An unelected government is now widely believed to be waiting in the wings to take the reigns of power. Yingluck Shinawatra is set to be removed from power either by the National Security Council transfer case or the rice pledging scandal…. Following her conviction, an unelected administration would be formed via special clauses in the Constitution. This mechanism is nothing if not controversial….

Why has it come to this? Thanong explains that it is because Suthep Thaugsuban’s street protests can’t bring down the Yingluck Shinawatra government and stall elections and because military boss General Prayuth Chan-ocha refuses to run a coup.

On Suthep, the ultra-yellows are bored with him:

In fact, there was a window of opportunity to remove Yingluck on March 27, one day before the Senate election. Suthep summoned a mass rally, marching at its head all the way … to Parliament, where hundreds of thousands of protesters roamed Government House and Parliament. On that day, he was supposed to stage a people’s revolution – without tearing up the Constitution. Expectations were that Suthep would resort to Article 3 of the Constitution, which states that sovereign power belongs to the people, and to Article 7, which allows the appointment of an interim prime minister under special circumstances…. In this scenario, the military would come out in support of the “people’s revolution”. But the political script fell apart. For some reason Suthep chose not to go through with it, and hence the crisis has continued.

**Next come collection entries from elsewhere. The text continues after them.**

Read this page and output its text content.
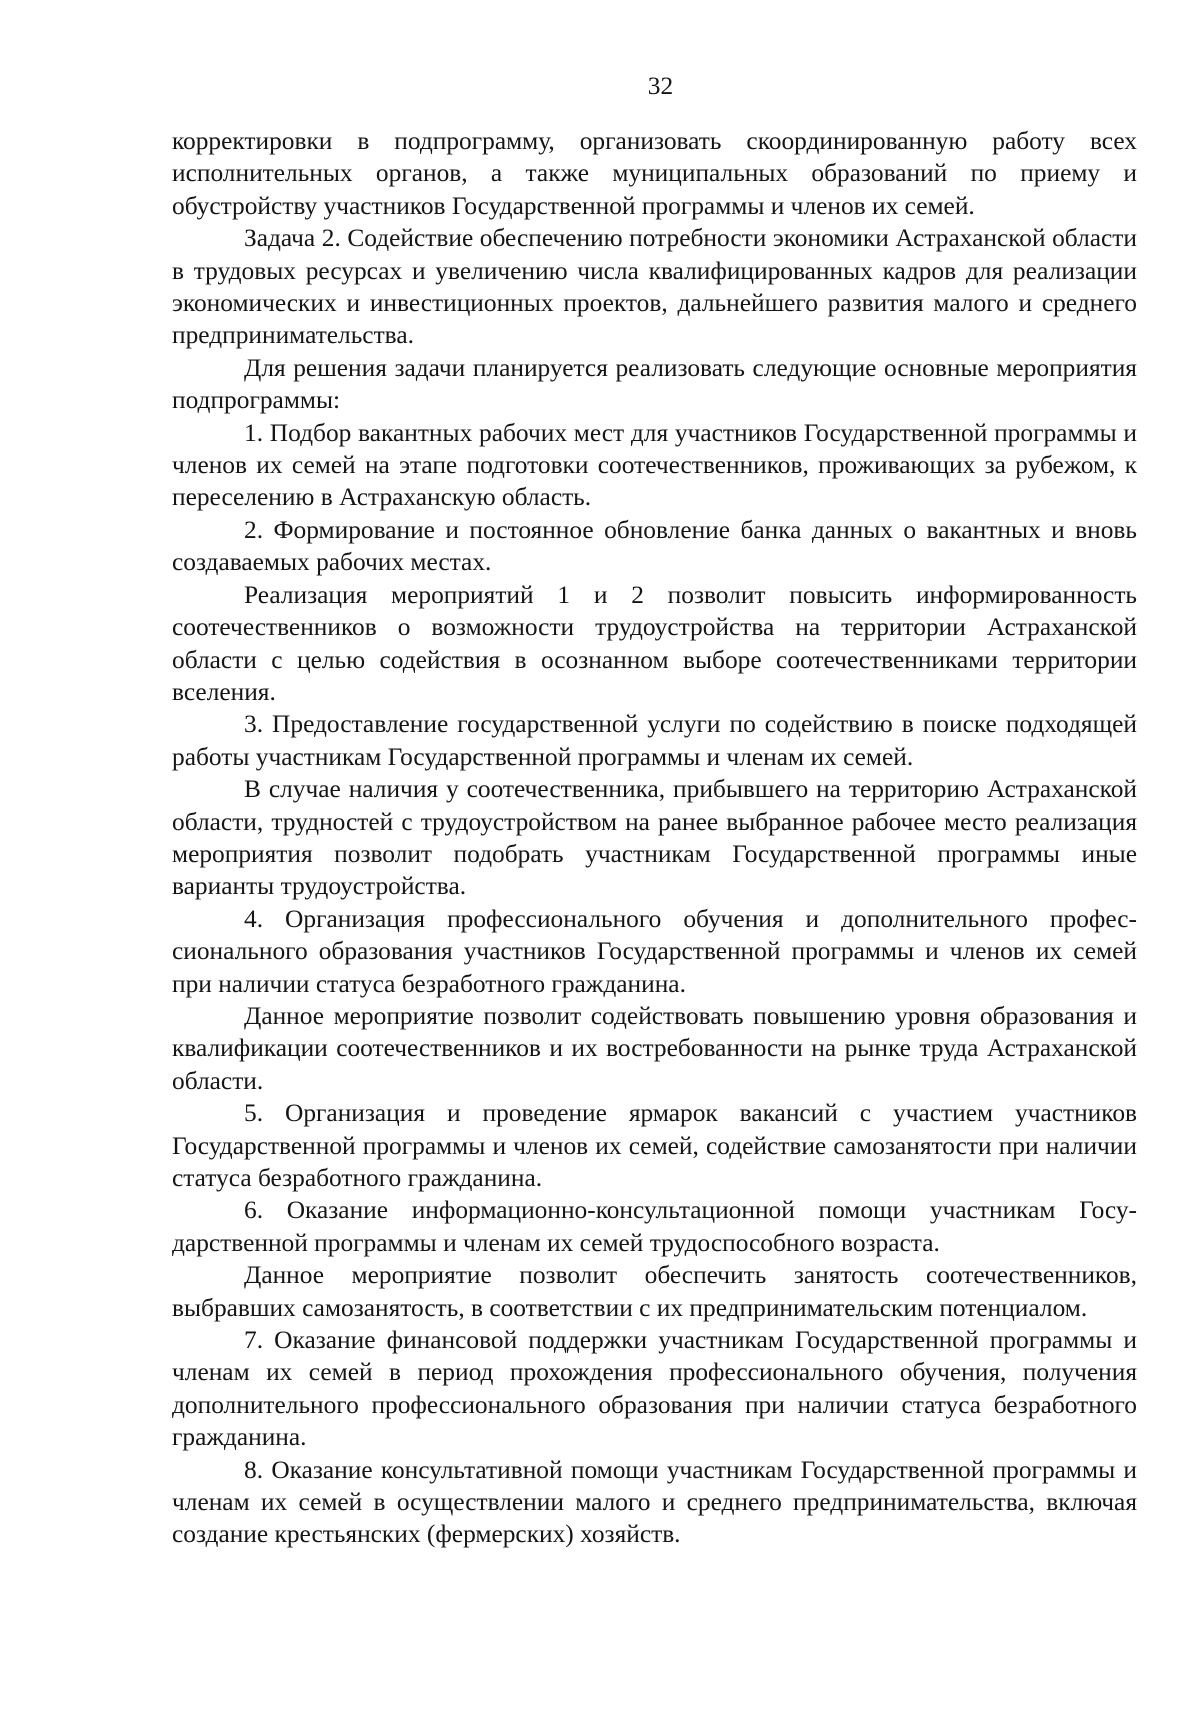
32

корректировки в подпрограмму, организовать скоординированную работу всех исполнительных органов, а также муниципальных образований по приему и обустройству участников Государственной программы и членов их семей.

Задача 2. Содействие обеспечению потребности экономики Астраханской области в трудовых ресурсах и увеличению числа квалифицированных кадров для реализации экономических и инвестиционных проектов, дальнейшего развития малого и среднего предпринимательства.

Для решения задачи планируется реализовать следующие основные мероприятия подпрограммы:

1. Подбор вакантных рабочих мест для участников Государственной программы и членов их семей на этапе подготовки соотечественников, проживающих за рубежом, к переселению в Астраханскую область.

2. Формирование и постоянное обновление банка данных о вакантных и вновь создаваемых рабочих местах.

Реализация мероприятий 1 и 2 позволит повысить информированность соотечественников о возможности трудоустройства на территории Астраханской области с целью содействия в осознанном выборе соотечественниками территории вселения.

3. Предоставление государственной услуги по содействию в поиске подходящей работы участникам Государственной программы и членам их семей.

В случае наличия у соотечественника, прибывшего на территорию Астраханской области, трудностей с трудоустройством на ранее выбранное рабочее место реализация мероприятия позволит подобрать участникам Государственной программы иные варианты трудоустройства.

4. Организация профессионального обучения и дополнительного профессионального образования участников Государственной программы и членов их семей при наличии статуса безработного гражданина.

Данное мероприятие позволит содействовать повышению уровня образования и квалификации соотечественников и их востребованности на рынке труда Астраханской области.

5. Организация и проведение ярмарок вакансий с участием участников Государственной программы и членов их семей, содействие самозанятости при наличии статуса безработного гражданина.

6. Оказание информационно-консультационной помощи участникам Государственной программы и членам их семей трудоспособного возраста.

Данное мероприятие позволит обеспечить занятость соотечественников, выбравших самозанятость, в соответствии с их предпринимательским потенциалом.

7. Оказание финансовой поддержки участникам Государственной программы и членам их семей в период прохождения профессионального обучения, получения дополнительного профессионального образования при наличии статуса безработного гражданина.

8. Оказание консультативной помощи участникам Государственной программы и членам их семей в осуществлении малого и среднего предпринимательства, включая создание крестьянских (фермерских) хозяйств.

In other words, Suthep has done his job.

On Prayuth and the anti-democrat calls for a coup, Thanong “explains”: “ASTV analysts suspect he has a strong and longstanding relationship with Yingluck and Thaksin. Or, in other words, that he belongs to the other side of the political divide.”

Quite apart from the fact that PPT hasn’t ever before seen the connection between ASTV and analysis previously, this speculation by a propaganda arm of the anti-democrats leads Thanong to conclude that: “The scenario is somewhat farcical, a political merry-go-round: Suthep would like to kick out Yingluck; Prayuth is friends with Yingluck and does not want to kick her out; Suthep is friends with Prayuth and supports his stance.” Hence, the political impasse.

Thanong says the final hope is that, with the red shirts “weakened dramatically and they now fail to muster broad public support,” it will be that “Yingluck will be ousted by the independent agencies – not by Suthep and all the efforts of his mass protests. This is so ironic.”

Note that many media outlets agree that Yingluck will be removed today, and that her cabinet may be turfed out as well. Bangkok Pundit has a post on these scenarios.

If this removal comes about today, Thanong and many others who glow yellow will cheer and again note the irony – although PPT and many others have described the creeping judicial coup for several months.

Yet there is still a role for Suthep, although Thanong doesn’t see it. If red shirts protest, Suthep and his anti-democrats will be required to “protect” the court’s and “independent” agencies. And, if the decision today only removes Yingluck, many anti-democrats will want a final street push to remove the elected government. That removal will follow the Thanong-Surin scenario of manipulating the constitutional clauses related to the monarchy.